Adults with sickle cell disease bear a mutation in the β-globin gene, leading to the expression of sickle hemoglobin (HbS; α₂β^S₂). Adults also possess the gene for γ-globin, which is a component of fetal hemoglobin (HbF, α₂γ₂); however, γ-chain expression normally ceases after birth. As HbF does not form the fibers that cause the disease, pharmacological and gene-modifying interventions have attempted to either reactivate expression of the γ chain or introduce a gene encoding a modified β chain having γ-like character. Here, we show that a single-site modification on the α chain, αPro114Arg, retards fiber formation as effectively as HbF. Because this addition to the repertoire of anti-sickling approaches acts independently of other modifications, it could be coupled with other therapies to significantly enhance their effectiveness.

Figure 1

Nucleation kinetics as a function of total Hb concentration. (a) Primary (homogeneous) nucleation rate. The top (solid black) points show pure HbS^–, while the open turquoise circles show 20% HbF mixed with 80% HbS. The filled violet points show 20% HbS Chiapas mixed with 80% HbS. Vertical error bars show the uncertainty to the fits of the distributions, which typically involve over 100 points and yield the rate.
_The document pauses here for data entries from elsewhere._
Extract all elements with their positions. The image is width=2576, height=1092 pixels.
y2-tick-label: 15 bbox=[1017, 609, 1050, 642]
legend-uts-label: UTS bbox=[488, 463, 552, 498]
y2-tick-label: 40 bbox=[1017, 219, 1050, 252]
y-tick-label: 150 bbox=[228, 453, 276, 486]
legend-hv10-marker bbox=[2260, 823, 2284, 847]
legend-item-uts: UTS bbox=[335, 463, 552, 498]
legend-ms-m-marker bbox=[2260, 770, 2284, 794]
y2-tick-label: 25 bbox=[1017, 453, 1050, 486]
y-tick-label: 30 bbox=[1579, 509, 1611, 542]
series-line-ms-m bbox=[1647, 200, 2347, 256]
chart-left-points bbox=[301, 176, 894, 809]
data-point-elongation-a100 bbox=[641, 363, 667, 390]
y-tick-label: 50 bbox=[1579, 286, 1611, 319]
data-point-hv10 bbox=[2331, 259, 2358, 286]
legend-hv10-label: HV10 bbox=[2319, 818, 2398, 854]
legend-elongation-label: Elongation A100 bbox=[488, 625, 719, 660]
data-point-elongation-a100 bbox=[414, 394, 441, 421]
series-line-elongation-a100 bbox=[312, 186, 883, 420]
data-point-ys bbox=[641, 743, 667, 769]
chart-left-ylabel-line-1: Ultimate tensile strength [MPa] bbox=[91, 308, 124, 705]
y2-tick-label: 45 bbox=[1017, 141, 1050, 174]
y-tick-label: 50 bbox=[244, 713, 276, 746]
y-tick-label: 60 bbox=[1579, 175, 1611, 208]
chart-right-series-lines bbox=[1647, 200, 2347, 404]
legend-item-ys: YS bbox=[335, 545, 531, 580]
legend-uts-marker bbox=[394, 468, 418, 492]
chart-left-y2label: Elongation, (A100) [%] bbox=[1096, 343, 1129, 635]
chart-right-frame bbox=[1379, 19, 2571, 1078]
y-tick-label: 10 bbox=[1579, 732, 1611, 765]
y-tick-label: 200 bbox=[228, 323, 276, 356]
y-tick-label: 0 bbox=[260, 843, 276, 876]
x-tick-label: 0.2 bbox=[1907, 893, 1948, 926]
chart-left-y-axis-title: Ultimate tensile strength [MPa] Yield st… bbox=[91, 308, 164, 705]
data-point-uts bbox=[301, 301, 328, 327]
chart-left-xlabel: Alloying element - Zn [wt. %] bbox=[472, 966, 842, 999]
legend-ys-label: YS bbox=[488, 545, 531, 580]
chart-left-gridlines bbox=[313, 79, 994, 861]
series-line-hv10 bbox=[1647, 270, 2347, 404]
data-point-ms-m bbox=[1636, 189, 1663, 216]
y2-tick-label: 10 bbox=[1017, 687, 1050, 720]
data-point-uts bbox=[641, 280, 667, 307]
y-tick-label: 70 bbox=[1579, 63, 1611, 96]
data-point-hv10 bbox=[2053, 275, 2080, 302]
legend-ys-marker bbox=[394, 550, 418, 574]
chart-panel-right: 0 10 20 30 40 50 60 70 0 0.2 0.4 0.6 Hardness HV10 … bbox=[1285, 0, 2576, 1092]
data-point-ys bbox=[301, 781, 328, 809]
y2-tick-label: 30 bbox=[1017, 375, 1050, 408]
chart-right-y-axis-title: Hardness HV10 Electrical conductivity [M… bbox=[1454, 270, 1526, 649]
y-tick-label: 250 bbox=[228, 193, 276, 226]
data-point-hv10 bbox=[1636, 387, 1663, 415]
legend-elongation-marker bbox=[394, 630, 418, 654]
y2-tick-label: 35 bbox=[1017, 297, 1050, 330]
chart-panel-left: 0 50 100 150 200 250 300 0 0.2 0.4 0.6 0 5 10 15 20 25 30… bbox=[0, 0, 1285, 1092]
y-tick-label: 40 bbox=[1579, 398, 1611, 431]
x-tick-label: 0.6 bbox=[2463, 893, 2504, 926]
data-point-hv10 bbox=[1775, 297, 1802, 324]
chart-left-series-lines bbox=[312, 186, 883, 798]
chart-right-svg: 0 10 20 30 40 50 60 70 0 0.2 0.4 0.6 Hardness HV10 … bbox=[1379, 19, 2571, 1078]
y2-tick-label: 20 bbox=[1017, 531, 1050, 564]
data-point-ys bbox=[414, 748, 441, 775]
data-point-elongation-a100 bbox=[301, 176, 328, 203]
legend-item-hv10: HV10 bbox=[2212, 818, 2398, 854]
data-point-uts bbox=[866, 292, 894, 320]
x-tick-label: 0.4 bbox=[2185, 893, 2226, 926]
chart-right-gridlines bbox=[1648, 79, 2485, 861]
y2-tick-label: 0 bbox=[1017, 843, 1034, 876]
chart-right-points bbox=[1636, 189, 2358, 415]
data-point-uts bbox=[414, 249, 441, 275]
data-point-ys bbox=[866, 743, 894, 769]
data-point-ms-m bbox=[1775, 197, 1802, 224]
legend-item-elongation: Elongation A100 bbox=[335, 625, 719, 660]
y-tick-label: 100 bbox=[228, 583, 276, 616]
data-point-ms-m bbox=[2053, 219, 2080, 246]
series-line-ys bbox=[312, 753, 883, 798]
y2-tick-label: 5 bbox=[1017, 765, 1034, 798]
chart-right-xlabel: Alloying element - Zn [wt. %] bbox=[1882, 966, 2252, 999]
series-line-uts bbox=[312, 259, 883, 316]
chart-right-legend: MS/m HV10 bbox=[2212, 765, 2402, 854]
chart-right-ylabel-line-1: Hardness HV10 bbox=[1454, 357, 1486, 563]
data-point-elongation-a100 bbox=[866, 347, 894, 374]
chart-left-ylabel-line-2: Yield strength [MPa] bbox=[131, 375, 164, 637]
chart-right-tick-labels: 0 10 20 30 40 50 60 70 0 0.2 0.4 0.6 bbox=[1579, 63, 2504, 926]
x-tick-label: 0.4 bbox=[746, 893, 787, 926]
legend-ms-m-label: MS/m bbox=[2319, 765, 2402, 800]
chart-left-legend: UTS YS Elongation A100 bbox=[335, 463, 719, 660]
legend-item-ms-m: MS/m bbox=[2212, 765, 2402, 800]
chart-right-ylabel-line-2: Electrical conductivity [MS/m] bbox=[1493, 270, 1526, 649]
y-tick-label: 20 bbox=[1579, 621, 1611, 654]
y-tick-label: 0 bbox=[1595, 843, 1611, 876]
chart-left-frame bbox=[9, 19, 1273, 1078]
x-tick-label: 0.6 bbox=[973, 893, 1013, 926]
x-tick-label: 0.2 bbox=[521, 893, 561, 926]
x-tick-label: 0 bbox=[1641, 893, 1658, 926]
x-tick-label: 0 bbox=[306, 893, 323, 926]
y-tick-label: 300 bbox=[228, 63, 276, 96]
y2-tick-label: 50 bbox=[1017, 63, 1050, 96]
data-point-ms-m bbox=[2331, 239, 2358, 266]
Horizontal error bars result from measuring small volumes. The solid red line shows the theory developed to describe nucleation; the lowest (dark green) line shows that theory adjusted for no copolymerization of hybrids (i.e., the effect of dilution alone). The middle line (light green) shows the theory if the hybrids have a probability of 10% to join the nucleus. (b) Exponential growth rate as a function of total Hb concentration. Secondary nucleation leads to exponential growth, so that the observed exponential factor (B) is dominated by that heterogeneous process. The symbols and lines are as in panel (a), except that the vertical error bars come from the fits to the exponential. Because the exponential factor B is related to the square root of the nucleation rate, its scale is smaller than the graph in panel (a).

Figure 2

Polymer structure. (a) The hemoglobin tetramer, containing 2 α chains (yellow and orange) and 2 β beta chains (cyan and blue). Tetramers form double strands (shown in panel (b)) that twist into polymers (panel c). In panel (c), each sphere represents a hemoglobin tetramer. The HbS β6V mutation docks into an adjacent β subunit pocket, forming lateral contacts, as shown by the yellow arrows. HbF lacks both donor and receptor; HbβT87Q lacks the donor and puts a bulky substitution in the receptor. α114 lies in an axial contact and is shown by the magenta circles. In a tetramer, residue 114 in either α chain packs against an adjacent molecule, so perturbing either inhibits effectively.

Figure 3

Coomassie-stained SDS-PAGE gel showing purified HbS Chiapas. Two closely spaced bands can be seen for the alpha and beta chains. The positions of molecular-weight markers are shown at left.